Far be it for a country bumpkin in Kentucky to understand the politics of racing in a place like New Jersey, but I try, and there are some things going on there that just do not make sense to this simple mind.
For example, the New Jersey Racing Commission recently sent a cease and desist letter to three out-of-state companies that accept pari-mutuel wagers from New Jersey residents via personal computer, whether via a closed-loop system or the Internet. Frank Zanzuccki, executive director of the commission, said the letter was sent after he received legal advice that it is against the law for New Jersey residents to place an online bet. The legal advice also concluded any company taking online wagers from a New Jersey resident also is violating the law. Nothing confusing about that.
The racing commission also was advised that the state constitution makes it illegal for New Jersey residents to place a bet by telephone. Likewise, Zanzuccki said, the commission was told that companies taking wagers by telephone from New Jersey residents also are in violation of the law. There are a number of tracks and off-track operators soliciting business in New Jersey, including the New York Racing Association, New York City OTB, Penn National, Ladbroke, and Philadelphia Park.
So far, however, the New Jersey commission has not sent a letter to any of the companies with account holders in New Jersey, even though Zanzuccki said, in no uncertain terms, it is against New Jersey law for those companies to accept telephone wagers from New Jersey residents.

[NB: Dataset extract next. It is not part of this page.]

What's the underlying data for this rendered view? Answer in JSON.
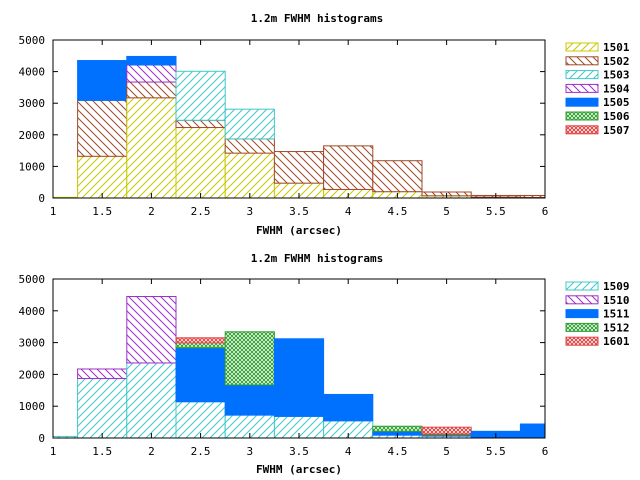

No legislation was passed recently to make telephone and Internet wagering illegal, Zanzuccki said. The issue just came up when he said the racing commission "discovered" that some people residing in New Jersey were betting through Youbet.com, an online company that facilitates wagering through Ladbroke in Pennsylvania.
What's even more curious about this is that two of the out-of-state companies said to be violating the law by accepting telephone bets are licensed as racetrack operators by the New Jersey Racing Commission. Based in neighboring Pennsylvania, Greenwood Racing, owner of Philadelphia Park, is partners with Penn National in a venture known as Pennwood, which owns the Freehold harness track and leases Garden State Park. Pennwood asked the New Jersey commission for a live race meeting totaling just six days for Garden State Park in 2001, a request that was rejected. New Jersey horsemen have seen the number of live racing dates dwindle in recent years, and they opposed the Garden State application.

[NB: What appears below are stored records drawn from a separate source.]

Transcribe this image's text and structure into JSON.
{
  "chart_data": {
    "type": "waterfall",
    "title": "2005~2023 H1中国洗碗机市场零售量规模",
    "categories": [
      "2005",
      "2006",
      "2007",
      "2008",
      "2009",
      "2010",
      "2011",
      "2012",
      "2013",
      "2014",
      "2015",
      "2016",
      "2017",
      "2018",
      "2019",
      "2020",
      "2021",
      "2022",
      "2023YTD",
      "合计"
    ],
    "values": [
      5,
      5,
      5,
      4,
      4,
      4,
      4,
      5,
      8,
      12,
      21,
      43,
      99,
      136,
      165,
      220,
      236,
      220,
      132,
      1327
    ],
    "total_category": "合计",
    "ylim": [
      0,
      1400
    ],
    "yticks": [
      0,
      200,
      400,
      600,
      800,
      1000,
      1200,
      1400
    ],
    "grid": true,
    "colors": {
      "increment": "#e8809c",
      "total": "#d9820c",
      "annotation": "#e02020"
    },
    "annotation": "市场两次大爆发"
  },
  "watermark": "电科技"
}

Why has the New Jersey Racing Commission allowed Penn National and Greenwood to hold a license to own or operate a racetrack if those operations are, in fact, violating state law?
Beyond the question of whether telephone betting by New Jersey residents is legal or not is the ethical issue of an out-of-state company poaching bets from another state's residents. Greenwood and Penn National are in position to exploit their presence in New Jersey. What is to stop Greenwood or Penn National from soliciting on-track customers at Freehold or Garden State to sign up for telephone wagering accounts?

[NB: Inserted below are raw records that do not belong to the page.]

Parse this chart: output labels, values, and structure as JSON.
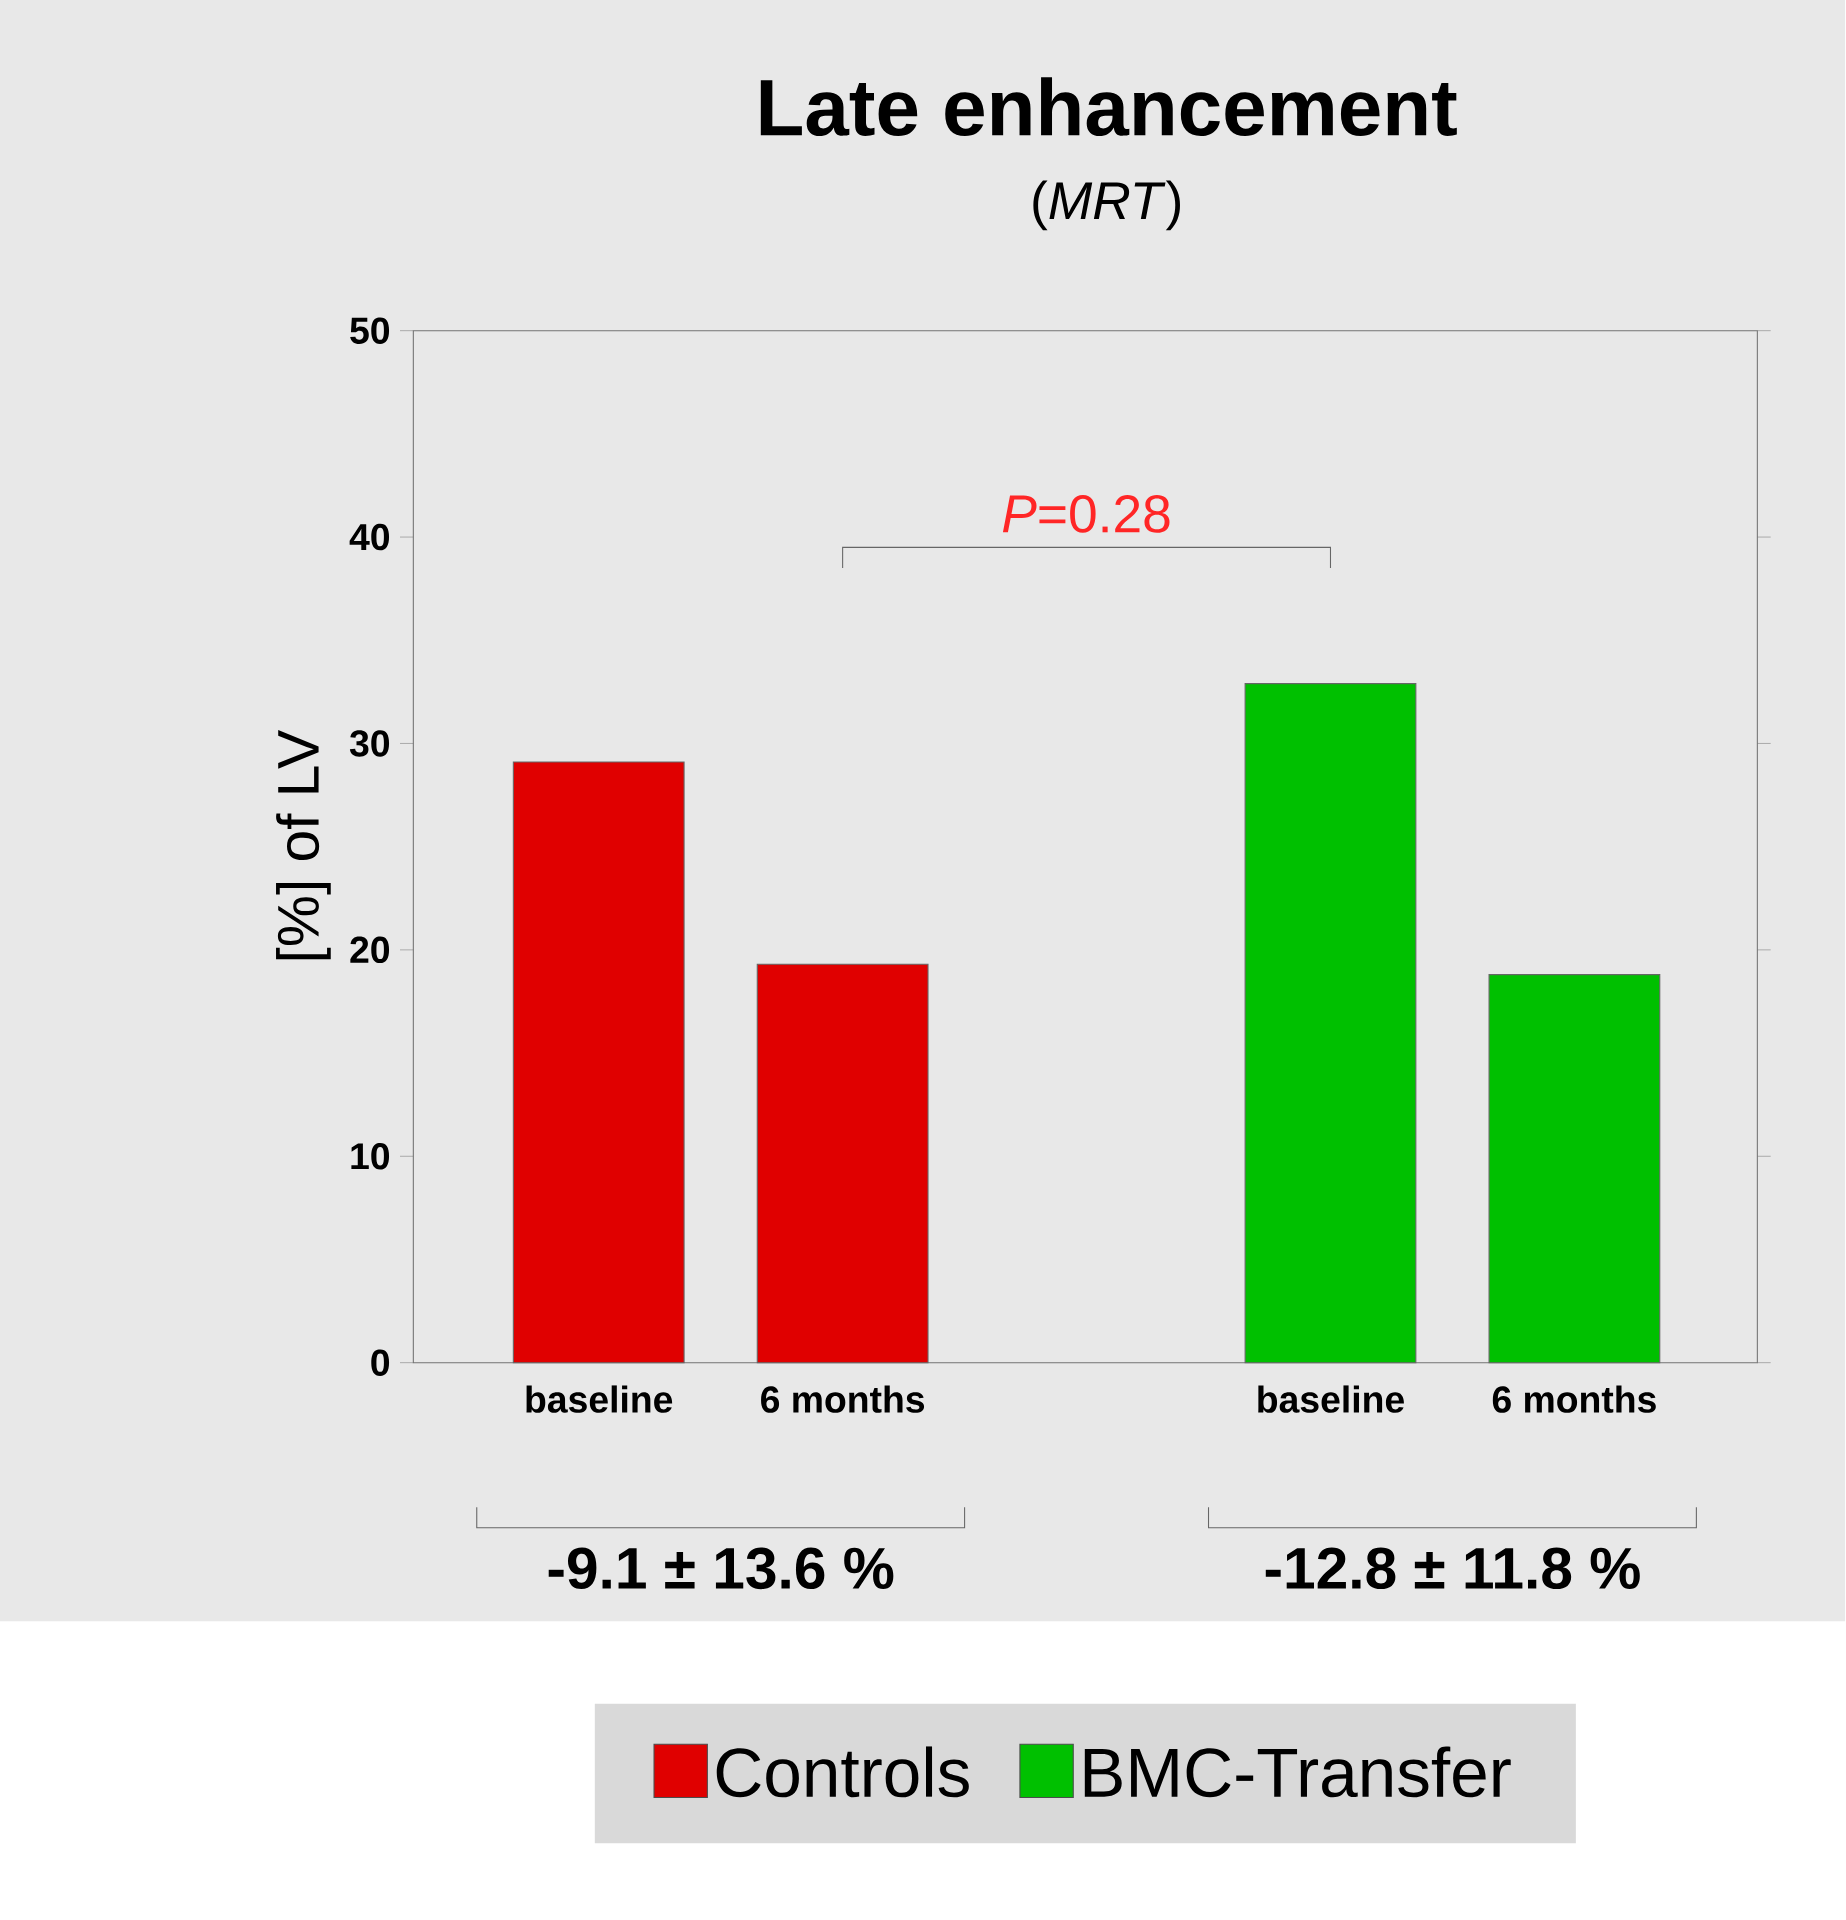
{
  "chart_data": {
    "type": "bar",
    "title": "Late enhancement",
    "subtitle": "(*MRT*)",
    "ylabel": "[%] of LV",
    "categories": [
      "baseline",
      "6 months",
      null,
      "baseline",
      "6 months"
    ],
    "series": [
      {
        "name": "Controls",
        "color": "#e00000",
        "values": [
          29.1,
          19.3,
          null,
          null,
          null
        ]
      },
      {
        "name": "BMC-Transfer",
        "color": "#00c000",
        "values": [
          null,
          null,
          null,
          32.9,
          18.8
        ]
      }
    ],
    "ylim": [
      0,
      50
    ],
    "yticks": [
      0,
      10,
      20,
      30,
      40,
      50
    ],
    "grid": false,
    "legend": "bottom",
    "annotations": [
      "*P*=0.28",
      "-9.1 ± 13.6 %",
      "-12.8 ± 11.8 %"
    ]
  }
}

New Jersey horsemen get no source market fees for bets made by New Jersey residents through an out-of-state telephone account. The only account wagering company to have a fair, structured method of sharing revenue with horsemen in the state where the bettor resides is the TV Games Network. Especially curious was the New Jersey legislation, passed last year and later vetoed, which contained a provision that would have made it virtually impossible for TVG to gain access to the state. It's no secret that TVG is an enemy of Greenwood and Penn National.
It makes a country bumpkin wonder: Who is running racing in New Jersey?